Satellite Analysis Reveals Drama Of Wakashio Oil Tug Boat Sinking Overnight

Mauritius was is shock on Tuesday 1 September morning, with news of the sinking of a tug boat overnight that had been towing an oil barge from the Japanese bulk carrier Wakashio . Both had been involved in the salvage and oil containment operation surrounding the stricken bulk carrier, the Wakashio .

In a statement on 1 September from the hospital where several rescued crew members were being treated, the Mauritian Prime Minister, Pravind Jugnauth, confirmed that there had been 8 crew on board the Sir Gaetan Duval tug boat. 4 had been rescued overnight, two deaths were confirmed, and two were still missing with sea and air search and rescue operations ongoing.

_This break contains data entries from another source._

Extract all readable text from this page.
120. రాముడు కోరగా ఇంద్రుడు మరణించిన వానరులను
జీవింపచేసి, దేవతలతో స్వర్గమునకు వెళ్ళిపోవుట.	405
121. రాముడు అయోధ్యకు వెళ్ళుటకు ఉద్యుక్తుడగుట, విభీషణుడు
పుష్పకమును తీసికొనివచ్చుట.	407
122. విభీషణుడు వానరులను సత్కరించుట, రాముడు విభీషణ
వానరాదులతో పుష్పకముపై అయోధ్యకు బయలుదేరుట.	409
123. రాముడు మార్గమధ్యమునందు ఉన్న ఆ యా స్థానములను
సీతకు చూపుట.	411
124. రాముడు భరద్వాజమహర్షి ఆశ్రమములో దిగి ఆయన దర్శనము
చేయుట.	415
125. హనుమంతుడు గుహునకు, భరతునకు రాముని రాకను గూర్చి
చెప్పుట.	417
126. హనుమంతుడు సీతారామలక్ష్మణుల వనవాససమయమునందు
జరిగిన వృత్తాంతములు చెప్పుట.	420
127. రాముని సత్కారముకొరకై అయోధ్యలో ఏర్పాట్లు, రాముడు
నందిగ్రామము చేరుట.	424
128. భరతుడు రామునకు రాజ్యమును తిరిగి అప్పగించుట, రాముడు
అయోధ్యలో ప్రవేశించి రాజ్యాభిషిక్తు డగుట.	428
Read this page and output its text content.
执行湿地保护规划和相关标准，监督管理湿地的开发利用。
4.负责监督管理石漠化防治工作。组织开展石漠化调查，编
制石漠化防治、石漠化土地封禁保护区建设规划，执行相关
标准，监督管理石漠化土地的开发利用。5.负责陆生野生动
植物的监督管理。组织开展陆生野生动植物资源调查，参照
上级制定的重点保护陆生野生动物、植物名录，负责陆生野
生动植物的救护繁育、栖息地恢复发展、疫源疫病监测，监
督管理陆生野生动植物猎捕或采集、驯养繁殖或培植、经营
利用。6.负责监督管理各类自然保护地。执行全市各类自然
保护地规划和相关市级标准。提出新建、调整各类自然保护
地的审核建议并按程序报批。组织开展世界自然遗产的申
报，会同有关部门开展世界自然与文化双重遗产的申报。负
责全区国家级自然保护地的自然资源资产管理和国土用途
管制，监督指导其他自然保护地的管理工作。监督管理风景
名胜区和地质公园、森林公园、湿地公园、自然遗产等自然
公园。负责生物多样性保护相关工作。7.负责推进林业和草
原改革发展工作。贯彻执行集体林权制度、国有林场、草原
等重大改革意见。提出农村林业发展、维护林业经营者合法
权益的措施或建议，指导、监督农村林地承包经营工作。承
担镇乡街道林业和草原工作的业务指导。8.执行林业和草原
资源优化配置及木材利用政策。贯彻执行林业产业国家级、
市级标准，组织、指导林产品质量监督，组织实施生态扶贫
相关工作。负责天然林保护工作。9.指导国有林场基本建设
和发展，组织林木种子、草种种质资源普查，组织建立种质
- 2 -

By my interpretation of the photos in the Forbes article the tug is possibly a Z-peller type harbour tug. They are normally limited to operating in a maximum of 2 metre sea state. The report says there was 5 metres and she was towing a barge. Not a good look.
It is something that I have been concerned about for some time.
The bean counters purchase a harbour tug without FiFi, with no onboard accommodation and in the case of my home port a battery operated tug. It will save the planet until a ship breaks down 50 miles from the harbour entrance and is drifting towards danger.
We had an incident where a very large bulk carrier had an engine breakdown and got within 200 metres of the beach before an AHTS, detached from the oil patch got to her and that is back before the “greens” got in the drivers seat and we had an oil patch.

From Marine Traffic:

No working AIS.

SIR GAETAN DUVAL (IMO: 9065340) is a tug that was built in 1993 (27 years ago) . It’s carrying capacity is 85 t DWT, gross tonnage 275 and her current draught is reported to be null meters. Her length overall (LOA) is 26.7 meters and her width is 10.06 meters. Builder: HUSUMER DOCK & REPARATUR - HUSUM, GERMANY.

A crew of 8 for such a small tug seems to be rather much or they had perhaps runners on board.

Here is the tug Sir Gaetan:


Was thinking along those same lines Hog, probably not the right vessel for that job or sea state based on the pictures, Glad there were some survivors.

It makes one wonder why the tug got so close to the barge in bad weather so that they could collide with one another. This small tug had a rather large complement of 8 crew members. I suggested earlier that that this could include a number of runners. The only thing that I can think of why they had to get so close to the barge is that they they tried either to bring runners on board the barge or take them off. However, it is not a maneuver that you would do under normal circumstances…

Panama blame the grounding on “Bad Seamanship”:

One more well known company in the shipping world are involved.
Crew management was by Anglo-Eastern in Hong Kong.